UDPATE
I found an error in my code. I was running my render function in sub-blocks from years ago and forgot I had set it as such. So it was calling the GPU read function far more often than I thought. Sorry.
ISSUE
I have recently tried adding OpenCL to an audio synthesiser that would benefit from GPU processing (due to highly parallelized math in the processing). However, I have found that even just trying to read from the GPU once per audio buffer (not even once per sample) is crippling performance and not usable.
CURRENT METHOD
I am using the OpenCL Wrapper project here: https://github.com/ProjectPhysX/OpenCL-Wrapper
Simply creating a small Memory<float> test
object of 20-125 floats with it once on project initialization, and then once per audio buffer running test.read_from_device()
while doing nothing else causes stuttering in the audio.
The OpenCL Wrapper function for this is:
inline void read_from_device(const bool blocking=true, const vector<Event>* event_waitlist=nullptr, Event* event_returned=nullptr) {
if(host_buffer_exists&&device_buffer_exists) cl_queue.enqueueReadBuffer(device_buffer, blocking, 0ull, capacity(), (void*)host_buffer, event_waitlist, event_returned);
}
REQUIREMENTS
Audio typically must run at 44100 samples per second. Audio buffers can be acceptable up to around 1024 samples per buffer. Thus if we process one full buffer at a time on the GPU, we need to read smoothly from the GPU at a minimum of 43 times per second, or once every 23 ms.
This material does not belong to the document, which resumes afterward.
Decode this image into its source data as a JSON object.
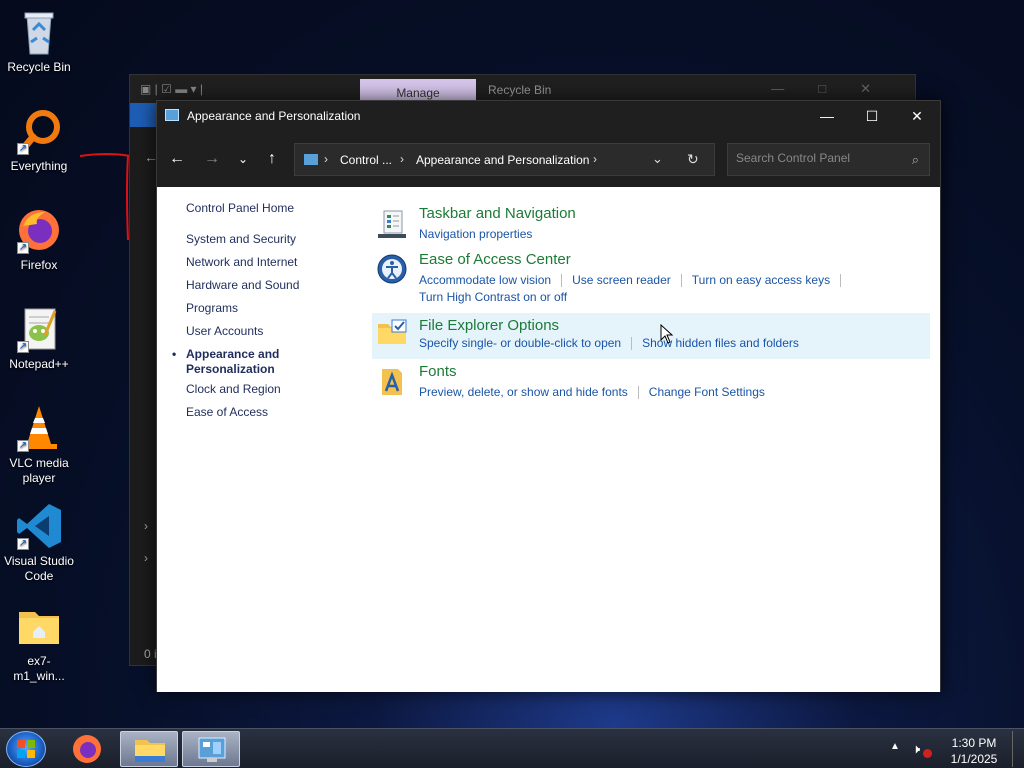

43 times per second is less than the 60-120 fps or so a GPU can typically processes at so this should not be too unrealistic I think.
OTHER TESTS
I have read this thread and it suggests I am not alone in this problem: GPU audio processing
In particular there is the reply:
Sorry, going to disappoint you straight away. I have tried using NVidia CUDA (the native library) for audio processing, using neural networks. It's what my company does for a living, so we're pretty competent. We found that the typical NVidia card has too much latency. They're fast, that's not the problem, but that means they can do many million operations in a millisecond. However, the DMA engine feeding data to the card typically has latencies that are many milliseconds. Not so bad for video, bad for audio - video often is 60 Hz whereas audio can be 48000 Hz.
(Note here he is talking about processing every sample back and forth on the GPU, rather than each full buffer one at a time, which should be more realistic.)
WORKING SYSTEM
There exists currently a company called GPU Audio which claims to be processing audio plugins on the GPU effectively: https://www.gpu.audio/
In order to run anything audio related on the GPU, they must also at least read from the GPU once per audio buffer. Otherwise, how else can you get the audio outputted? So if GPU Audio is processing anything on the GPU, there is clearly some way to do this then.
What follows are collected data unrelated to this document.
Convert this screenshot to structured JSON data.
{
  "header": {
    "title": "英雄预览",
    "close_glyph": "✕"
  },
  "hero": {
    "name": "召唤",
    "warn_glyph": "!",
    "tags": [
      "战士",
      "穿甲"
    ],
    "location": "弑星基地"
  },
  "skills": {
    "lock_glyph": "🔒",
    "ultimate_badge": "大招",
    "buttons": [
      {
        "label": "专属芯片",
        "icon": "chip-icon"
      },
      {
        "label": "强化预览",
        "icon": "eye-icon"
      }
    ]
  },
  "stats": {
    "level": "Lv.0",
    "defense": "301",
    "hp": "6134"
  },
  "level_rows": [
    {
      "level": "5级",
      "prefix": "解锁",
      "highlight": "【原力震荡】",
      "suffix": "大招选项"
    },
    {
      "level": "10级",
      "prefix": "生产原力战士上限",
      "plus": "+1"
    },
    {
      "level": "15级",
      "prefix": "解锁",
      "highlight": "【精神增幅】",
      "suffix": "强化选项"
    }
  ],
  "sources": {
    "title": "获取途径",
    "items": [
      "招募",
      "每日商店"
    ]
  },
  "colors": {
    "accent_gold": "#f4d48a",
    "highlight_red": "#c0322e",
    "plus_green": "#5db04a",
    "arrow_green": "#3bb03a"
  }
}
I presume they are working with full buffers on the GPU like I describe. However, my current method is not fast enough to keep up. They must be using a faster method.
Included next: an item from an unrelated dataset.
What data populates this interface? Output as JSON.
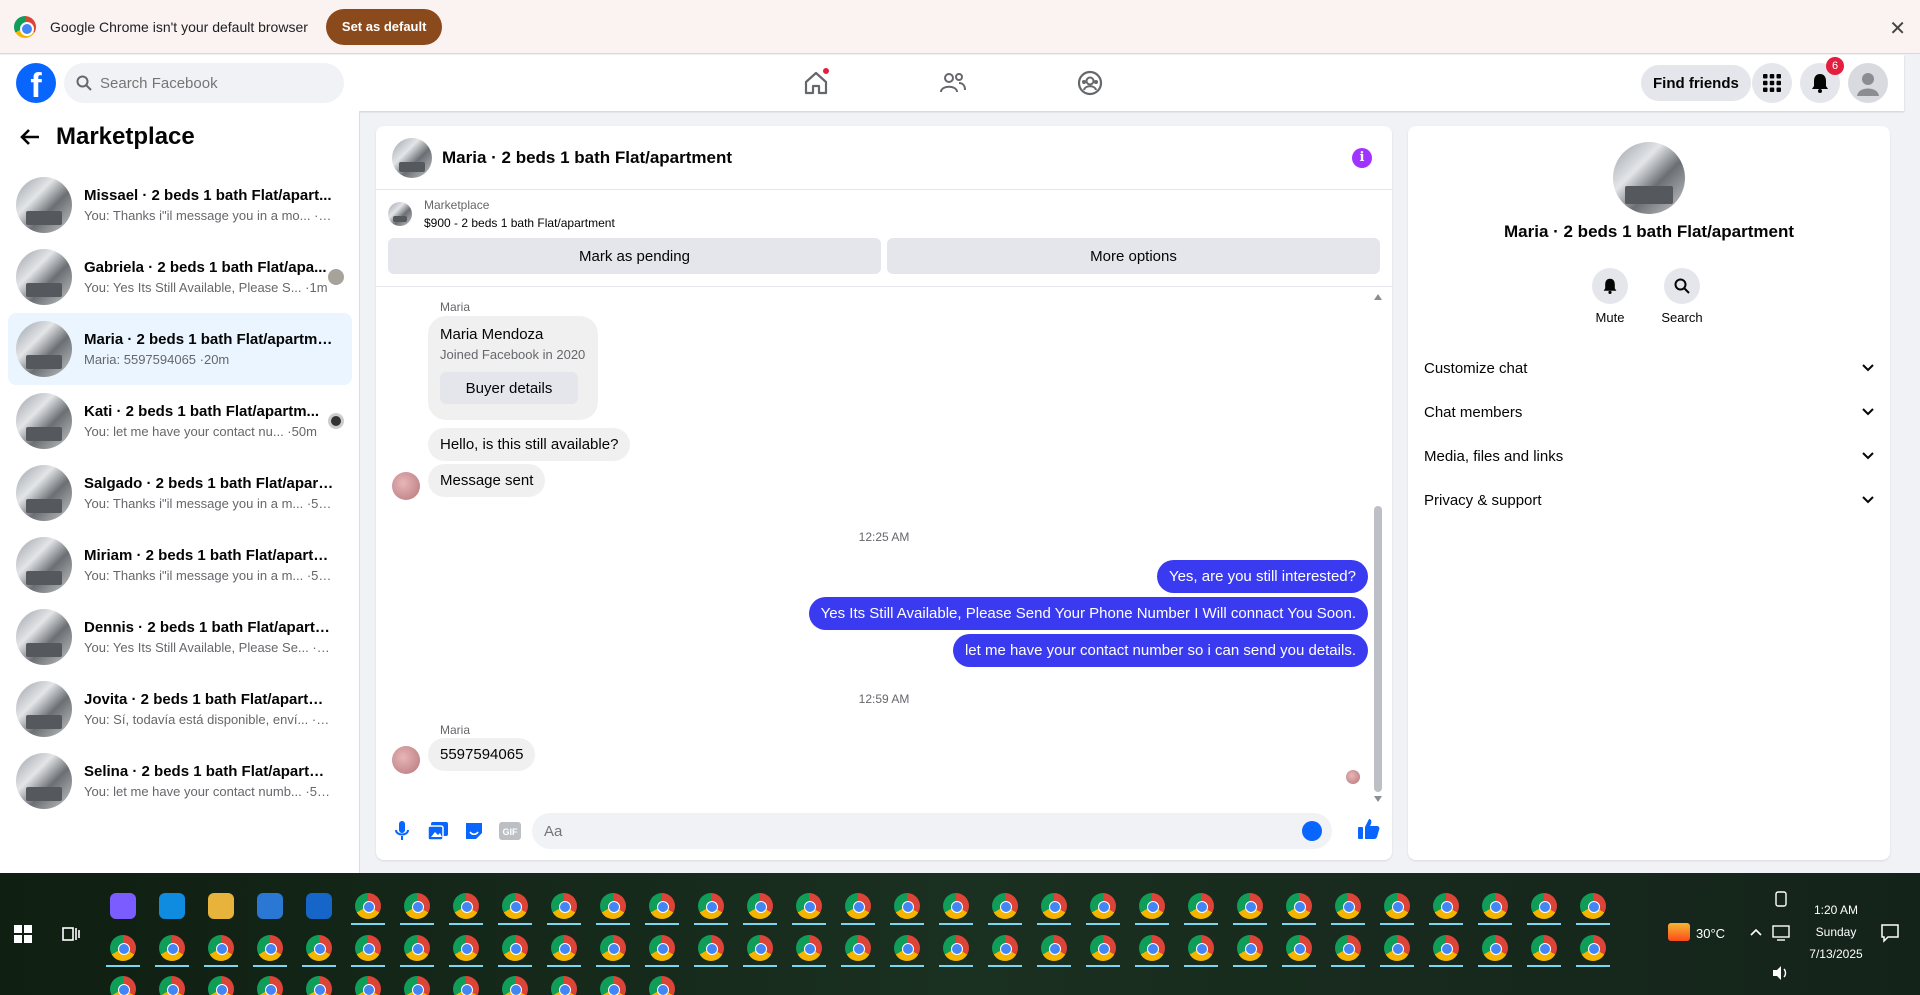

This study (from the linked Stack Overflow thread above) seems to suggest we should be able to complete a data transfer in 1.5 ms or so which should be more than enough time. But I am not getting anywhere near this performance clearly.
QUESTION
Does anyone have any ideas for how this can be done? Is there any obvious problem with the OpenCL function above? Or can you suggest a known alternative method that can read from the GPU with no more than a few ms latency so we can keep up on a per buffer basis?
Would CUDA perhaps offer faster methods? Or could a better OpenCL function be written? I would prefer to stick with OpenCL. I presume there must be some way as reading from a modern GPU 43 times a second should not be terribly unreasonable.
Thanks for any ideas.